MANUFACTURING BILL SIDELINED: The Senate Budget and Taxation Committee this week sidelined proposals designed to boost the state’s manufacturing industry with tax breaks, agreeing to do so without an actual vote. Instead, members of the panel said they would not have enough time to work through concerns about the nearly identical bills before the end of the legislative session, which comes in less than two weeks, writes Josh Hicks for the Post.
HOGAN SKIRTS CONTROVERSIES: The editorial board of the Sun congratulates Gov. Larry Hogan for staying out of two controversial issues that would likely harm him and not help either situation should he get involved: the Republican National Convention and the appointments of members of the Baltimore City Liquor Board.
- And in an op-ed for the Sun, conservative opinionator Richard Cross also says that Hogan staying away from the convention would be a smart move, and not unprecedented despite his position as the titular head of the Maryland GOP.

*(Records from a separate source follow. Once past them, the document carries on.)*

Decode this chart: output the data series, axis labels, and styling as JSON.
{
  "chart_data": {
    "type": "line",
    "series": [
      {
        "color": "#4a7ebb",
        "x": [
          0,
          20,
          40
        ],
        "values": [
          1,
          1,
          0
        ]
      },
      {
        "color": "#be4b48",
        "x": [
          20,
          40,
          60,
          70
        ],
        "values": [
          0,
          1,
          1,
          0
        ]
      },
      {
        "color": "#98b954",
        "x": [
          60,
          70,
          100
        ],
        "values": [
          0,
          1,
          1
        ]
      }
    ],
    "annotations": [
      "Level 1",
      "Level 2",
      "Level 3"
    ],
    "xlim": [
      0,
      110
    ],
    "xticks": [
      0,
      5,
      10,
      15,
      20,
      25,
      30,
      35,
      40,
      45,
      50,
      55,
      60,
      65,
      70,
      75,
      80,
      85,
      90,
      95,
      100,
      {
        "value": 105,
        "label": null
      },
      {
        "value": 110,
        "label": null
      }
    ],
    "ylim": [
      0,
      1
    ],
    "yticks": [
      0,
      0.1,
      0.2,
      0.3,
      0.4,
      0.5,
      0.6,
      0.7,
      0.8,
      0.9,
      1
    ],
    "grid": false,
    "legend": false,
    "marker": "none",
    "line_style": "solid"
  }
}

PICK HOGAN: Todd Eberley of St. Mary’s College, in a column for MarylandReporter.com, urges delegates to the Republican presidential nominating convention to pick someone other than Ted Cruz or Donald Trump. But who? Among his short list are three governors: Larry Hogan, Gov. Charlie Baker of Massachusetts and Gov. Susana Martinez of New Mexico.
ON VOTING CHANGES: The state will be using paper ballots that will be scanned when they vote across Maryland either as an early voter from April 14- to 21, or as a voter on Primary Election Day, April 26. Linda Lamone, state administrator of the Board of Elections, talks with Tom Hall of WYPR-FM.
SUPER PAC AIDES MATTHEWS: Women Vote!, a Super PAC affiliated with EMILY’s List, late last week began spending money in the 8th Congressional District to boost the candidacy of former Marriott International executive Kathleen Matthews in the Democratic primary to succeed Rep. Chris Van Hollen, Louis Peck reports for Bethesda Beat.
JUDGE RULES AGAINST LEOPOLD: A Circuit Court judge has ruled against former Anne Arundel County Executive John Leopold in a civil case related to the dossiers he requested on political rivals. In a decision released Wednesday afternoon, the judge found there was “clear and convincing evidence” that Leopold “willfully and knowingly” violated a provision of the Maryland Public Information Act that guards against improper government collection of personal records.